Sertorius lifted up the gold obol, and clapped Bosca on the shoulder. “You see this, boys? Right now we would pay this for a boiled chicken, or a half skin of wine. But this here means something. We get clear of this shithole, and this piece of gold is worth a horse, or some cattle, or a slave. We got to remember that, if we’re to come out of this smiling.”
“I’d rather have the chicken,” one of the Arkadians said.
“Right now we all would. But think on it, lads -there’s houses up on the Kerusiad that are stuffed with these. When the whole thing turns to ratshit, we all have to stick together, and think of the future. One day very soon, that Corvus is going to come in over the walls, and when that happens, we’ll be ready. There will be a shower of gold for those who keep their heads, and maybe other things too.” His face hardened. “I hear tell that Phaestus, the old bastard, is still alive, and living in comfort in a house not far from Karnos’s.”
“Fucker,” Adurnos said with feeling.
“And we know where Karnos’s house is, don’t we? He’s the richest bastard in the city – think what he has stowed away up there.”
“That little black-haired bitch,” Bosca said, running his hand through his matted beard. “By Phobos, boss, I’d die a happy man if I could get a cock in her before I go.”
Sertorius brought a fist down on the table. “There you are, then. We wait this out, boys, steer clear of the other crossroads-gangs and keep our heads down. Then, when the big show begins, we make our way up to the Kerusiad, settle some old scores, and fill our pockets. We play this right and the whole thing can end happy. Are you with me?”
Around the table, the men growled in agreement.
There was hunger on the other side of the walls also. The supply waggons trundled in ceaselessly from the east, but there was never enough to go round, and the men in the various camps of Corvus’s army grew restless.
Desertions had begun, conscript spearmen who had had enough and were sick of the tented lines, the huddled campfires, and the persistent hunger. This was not how they had imagined war.
Corvus toured the camps with an escort of Dogsheads, and Ardashir’s Companions patrolled the stockade-lines ceaselessly to deter those who had had enough from putting their discontent into action, but despite the arrival of fresh levies from some of the eastern cities, there was a growing disquiet in the army, a feeling that their general might have miscalculated.
Rumours flew abroad like crows – Maronen had rebelled, and the uprising had been put down by its garrison only after a bloody battle that had seen the streets run red.
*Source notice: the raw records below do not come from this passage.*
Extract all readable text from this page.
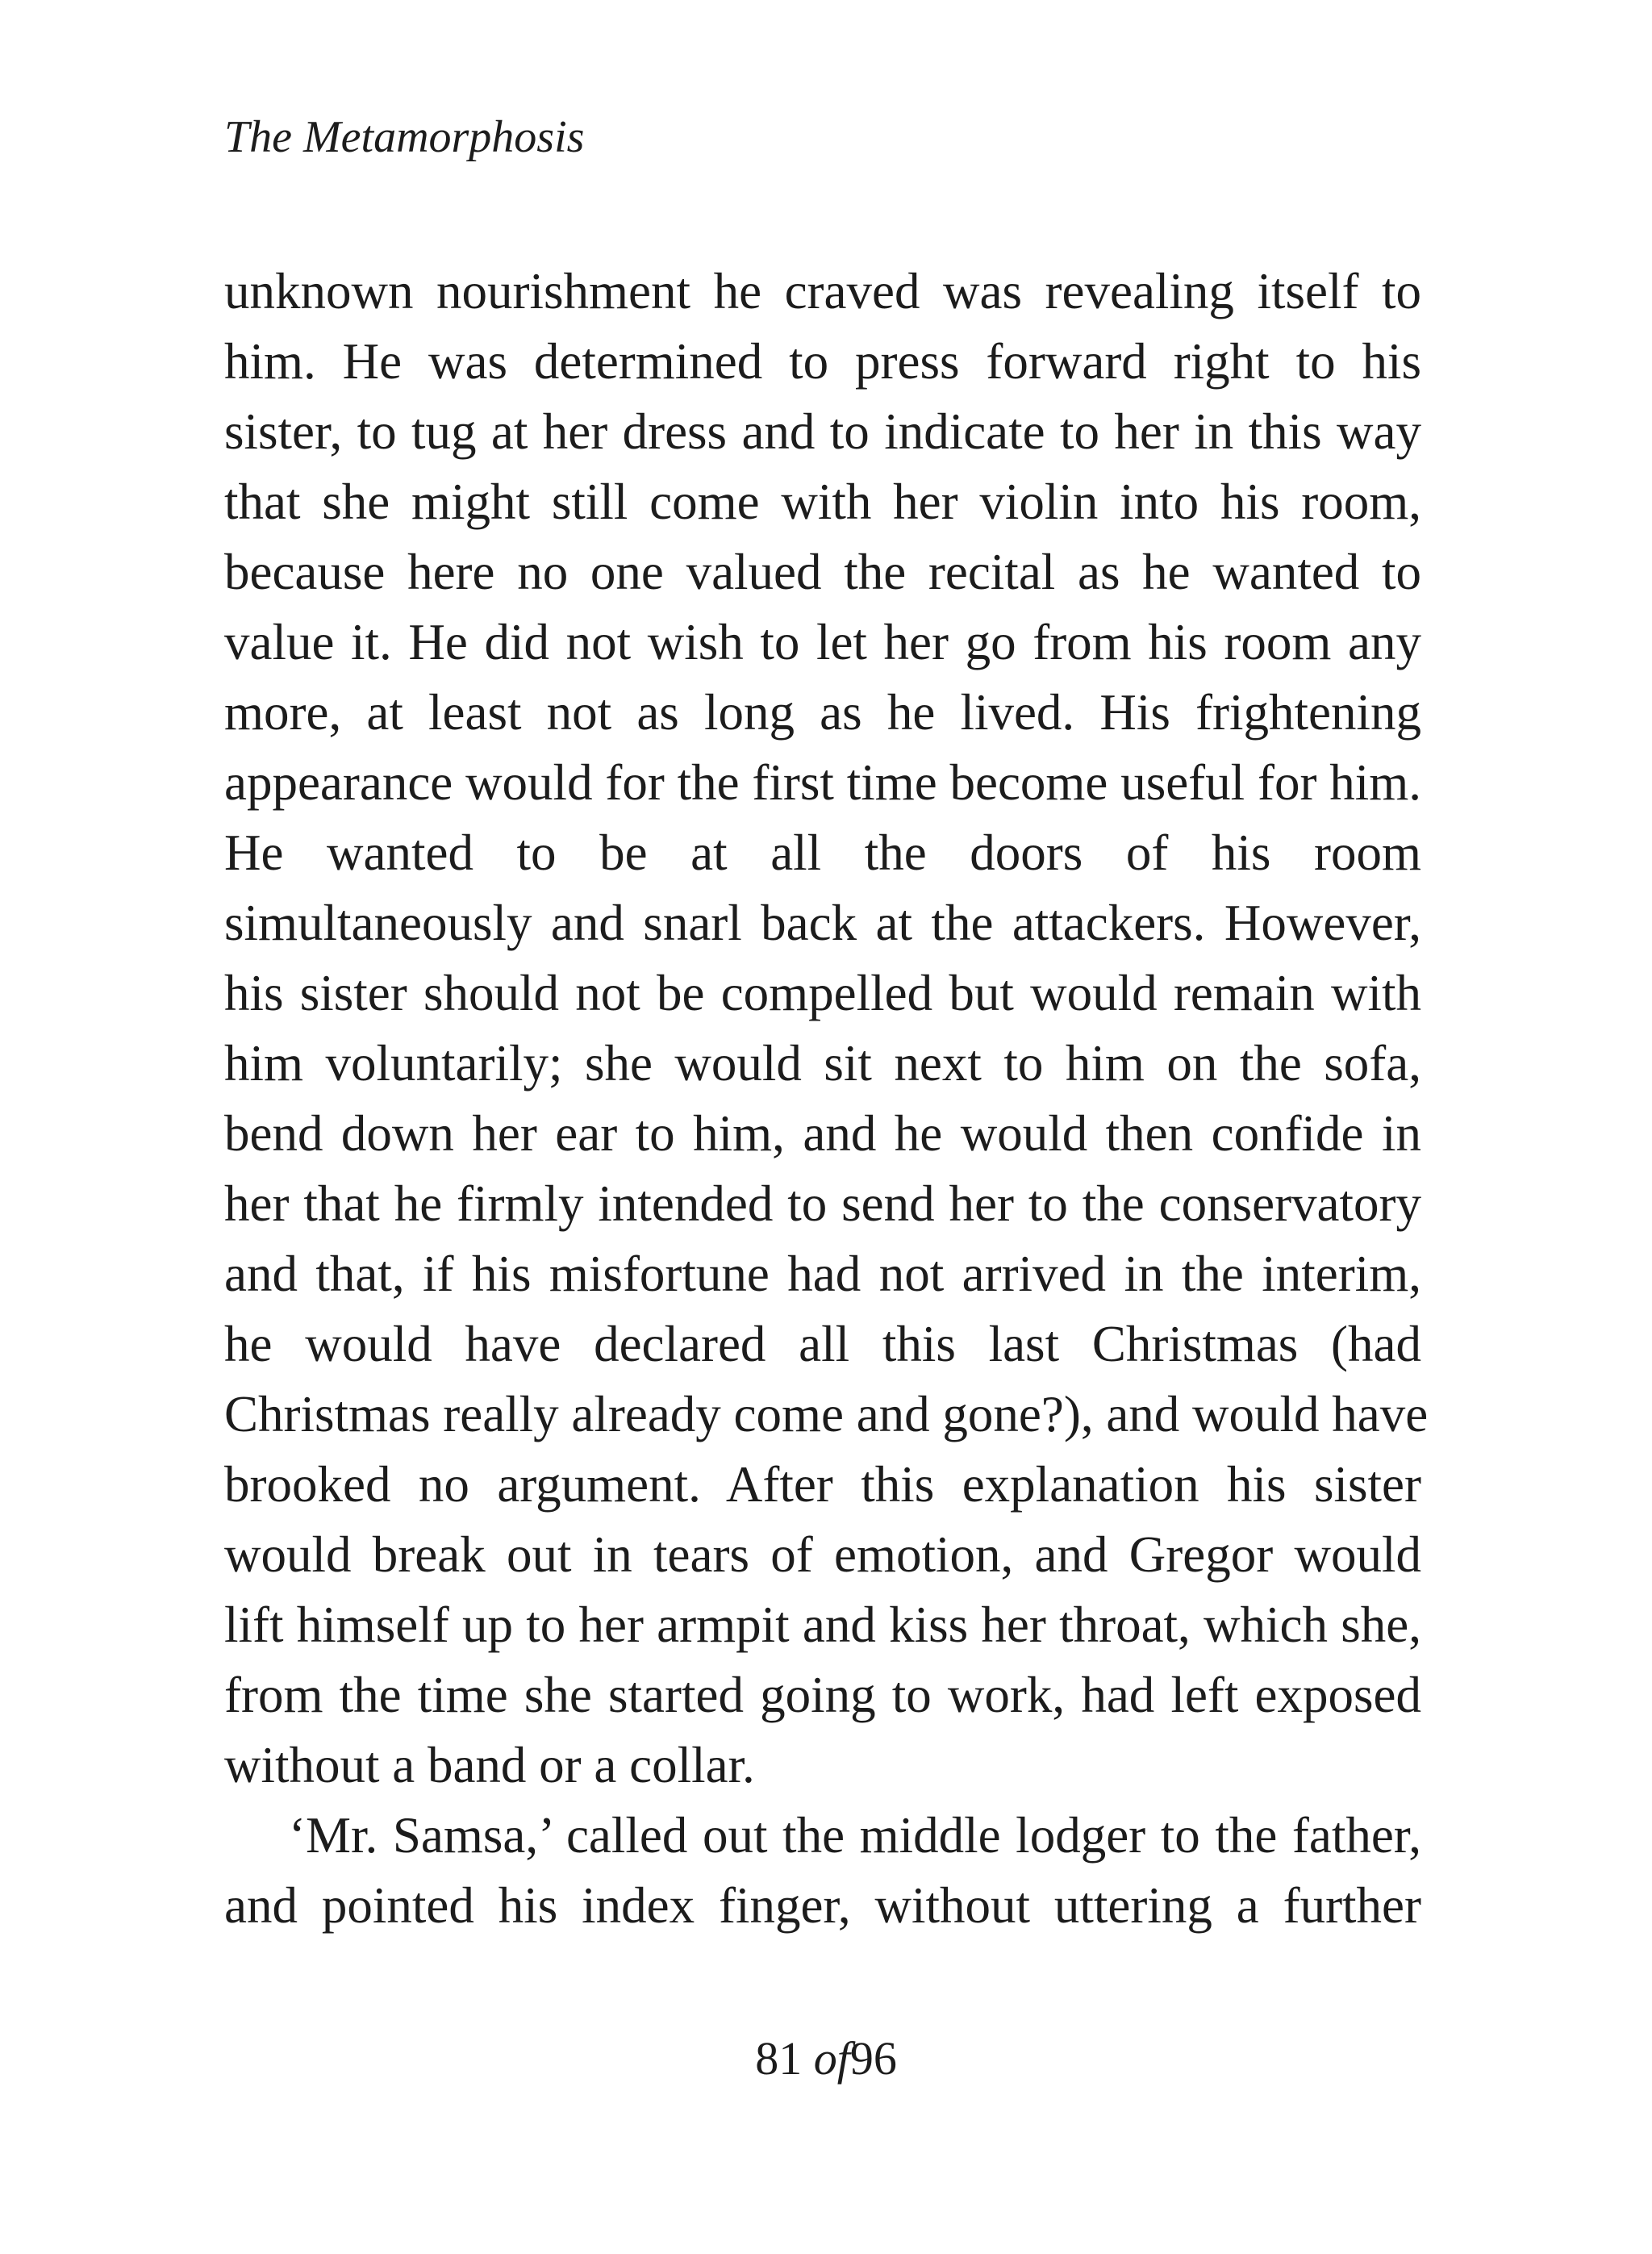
The Metamorphosis
unknown nourishment he craved was revealing itself to
him. He was determined to press forward right to his
sister, to tug at her dress and to indicate to her in this way
that she might still come with her violin into his room,
because here no one valued the recital as he wanted to
value it. He did not wish to let her go from his room any
more, at least not as long as he lived. His frightening
appearance would for the first time become useful for him.
He wanted to be at all the doors of his room
simultaneously and snarl back at the attackers. However,
his sister should not be compelled but would remain with
him voluntarily; she would sit next to him on the sofa,
bend down her ear to him, and he would then confide in
her that he firmly intended to send her to the conservatory
and that, if his misfortune had not arrived in the interim,
he would have declared all this last Christmas (had
Christmas really already come and gone?), and would have
brooked no argument. After this explanation his sister
would break out in tears of emotion, and Gregor would
lift himself up to her armpit and kiss her throat, which she,
from the time she started going to work, had left exposed
without a band or a collar.
‘Mr. Samsa,’ called out the middle lodger to the father,
and pointed his index finger, without uttering a further
81 of96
Hal Goshen and Afteni were simmering with discontent, and reinforcements meant for the army surrounding Machran had been diverted to reinforce their garrisons.
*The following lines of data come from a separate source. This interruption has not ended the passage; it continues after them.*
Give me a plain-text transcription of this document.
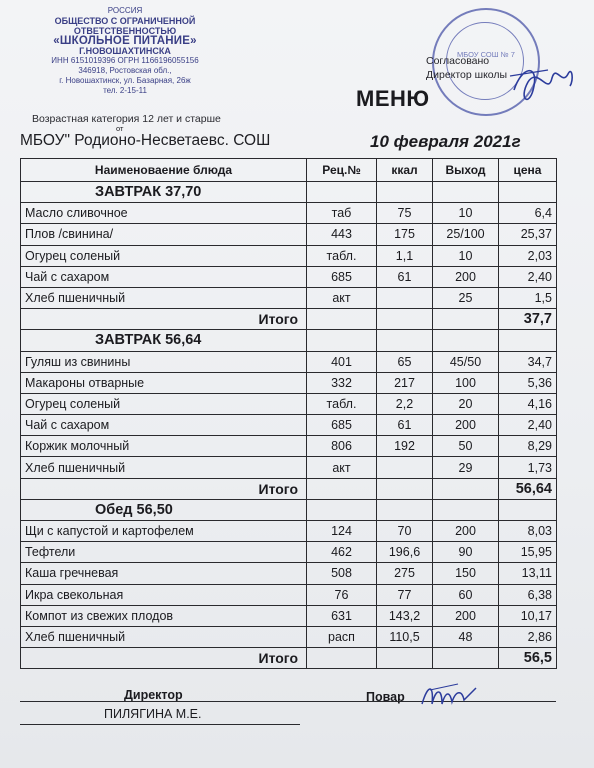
РОССИЯ
ОБЩЕСТВО С ОГРАНИЧЕННОЙ
ОТВЕТСТВЕННОСТЬЮ
«ШКОЛЬНОЕ ПИТАНИЕ»
Г.НОВОШАХТИНСКА
ИНН 6151019396 ОГРН 1166196055156
346918, Ростовская обл.,
г. Новошахтинск, ул. Базарная, 26ж
тел. 2-15-11
Возрастная категория 12 лет и старше
от
МБОУ СОШ № 7
Согласовано
Директор школы
МЕНЮ
МБОУ" Родионо-Несветаевс. СОШ	10 февраля 2021г
Наименоваение блюда	Рец.№	ккал	Выход	цена
ЗАВТРАК 37,70				
Масло сливочное	таб	75	10	6,4
Плов /свинина/	443	175	25/100	25,37
Огурец соленый	табл.	1,1	10	2,03
Чай с сахаром	685	61	200	2,40
Хлеб пшеничный	акт		25	1,5
Итого				37,7
ЗАВТРАК 56,64				
Гуляш из свинины	401	65	45/50	34,7
Макароны отварные	332	217	100	5,36
Огурец соленый	табл.	2,2	20	4,16
Чай с сахаром	685	61	200	2,40
Коржик молочный	806	192	50	8,29
Хлеб пшеничный	акт		29	1,73
Итого				56,64
Обед 56,50				
Щи с капустой и картофелем	124	70	200	8,03
Тефтели	462	196,6	90	15,95
Каша гречневая	508	275	150	13,11
Икра свекольная	76	77	60	6,38
Компот из свежих плодов	631	143,2	200	10,17
Хлеб пшеничный	расп	110,5	48	2,86
Итого				56,5
Директор
ПИЛЯГИНА М.Е.
Повар
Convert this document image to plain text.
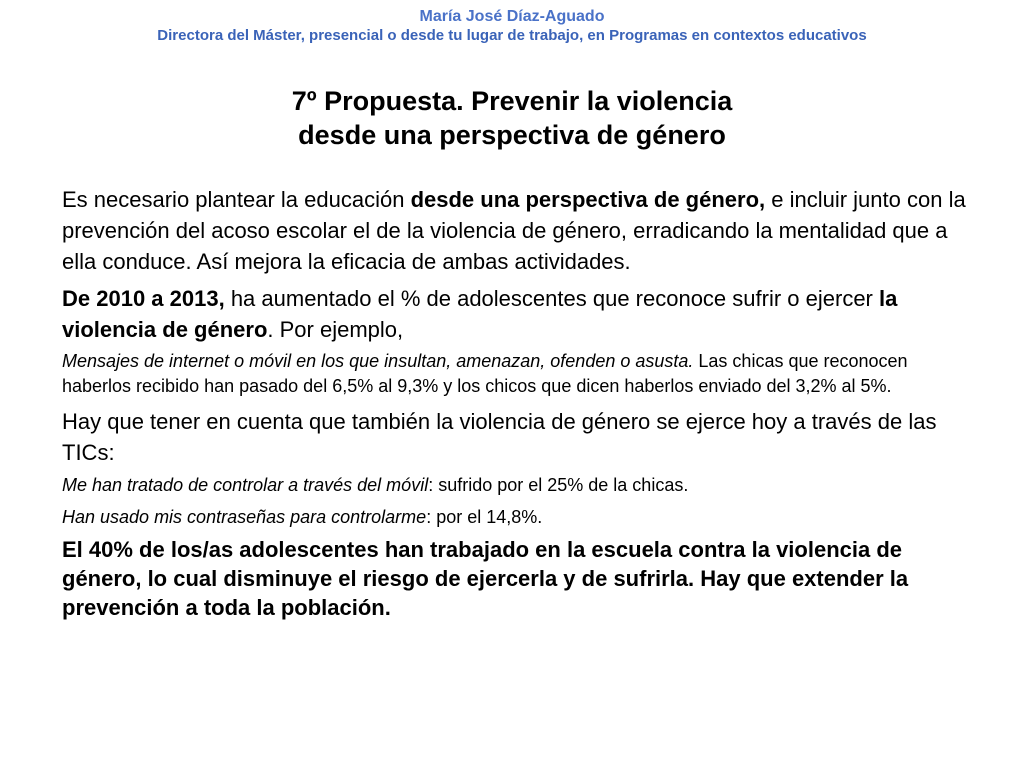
María José Díaz-Aguado
Directora del Máster, presencial o desde tu lugar de trabajo, en Programas en contextos educativos
7º Propuesta. Prevenir la violencia
desde una perspectiva de género

Es necesario plantear la educación desde una perspectiva de género, e incluir junto con la prevención del acoso escolar el de la violencia de género, erradicando la mentalidad que a ella conduce. Así mejora la eficacia de ambas actividades.

De 2010 a 2013, ha aumentado el % de adolescentes que reconoce sufrir o ejercer la violencia de género. Por ejemplo,

Mensajes de internet o móvil en los que insultan, amenazan, ofenden o asusta. Las chicas que reconocen haberlos recibido han pasado del 6,5% al 9,3% y los chicos que dicen haberlos enviado del 3,2% al 5%.

Hay que tener en cuenta que también la violencia de género se ejerce hoy a través de las TICs:

Me han tratado de controlar a través del móvil: sufrido por el 25% de la chicas.

Han usado mis contraseñas para controlarme: por el 14,8%.

El 40% de los/as adolescentes han trabajado en la escuela contra la violencia de género, lo cual disminuye el riesgo de ejercerla y de sufrirla. Hay que extender la prevención a toda la población.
Most unsettling of all, there were scattered reports that the Avennan League had recovered from its mauling of the year before, and was now assembling an army for the relief of Machran. It was already on the march, camp gossip said. Soon Corvus would be caught between two fires, and the besieger would find himself outnumbered and surrounded.
“There is truth in some rumours,” Corvus said. He stood in front of the map table with his father’s black cuirass gleaming dark and menacing on its stand behind him. In front of the table stood all the senior officers of the army, except one.
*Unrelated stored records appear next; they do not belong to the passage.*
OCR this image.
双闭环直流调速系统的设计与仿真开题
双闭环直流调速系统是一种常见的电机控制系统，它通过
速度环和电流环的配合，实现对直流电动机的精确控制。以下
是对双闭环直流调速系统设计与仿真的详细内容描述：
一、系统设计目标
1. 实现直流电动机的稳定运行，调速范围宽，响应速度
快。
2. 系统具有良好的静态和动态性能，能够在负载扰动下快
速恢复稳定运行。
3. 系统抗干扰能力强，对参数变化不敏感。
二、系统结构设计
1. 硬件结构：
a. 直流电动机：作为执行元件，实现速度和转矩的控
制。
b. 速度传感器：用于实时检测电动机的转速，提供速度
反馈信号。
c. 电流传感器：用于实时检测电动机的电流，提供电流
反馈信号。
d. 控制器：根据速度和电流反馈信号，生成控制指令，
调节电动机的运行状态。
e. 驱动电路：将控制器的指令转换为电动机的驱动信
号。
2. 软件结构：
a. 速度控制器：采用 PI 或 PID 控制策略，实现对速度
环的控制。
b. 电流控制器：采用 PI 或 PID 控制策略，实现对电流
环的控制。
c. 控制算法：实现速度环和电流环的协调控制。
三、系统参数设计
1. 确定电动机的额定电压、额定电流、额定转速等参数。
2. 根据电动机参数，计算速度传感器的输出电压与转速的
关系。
“I have had word from Ardashir this evening. He’s in the hills twenty pasangs to the south of our lines, a foraging trip with two hundred of the Companions and a train of waggons.” Corvus let his strange bright eyes range over the silent men standing before him. Rictus was there, hollow-cheeked and lean as a winter wolf. Beside him stood Fornyx, and then Teresian, one-eyed Demetrius, dark Druze, and Parmenios, not so plump as he had been, and wearing armour now like the rest.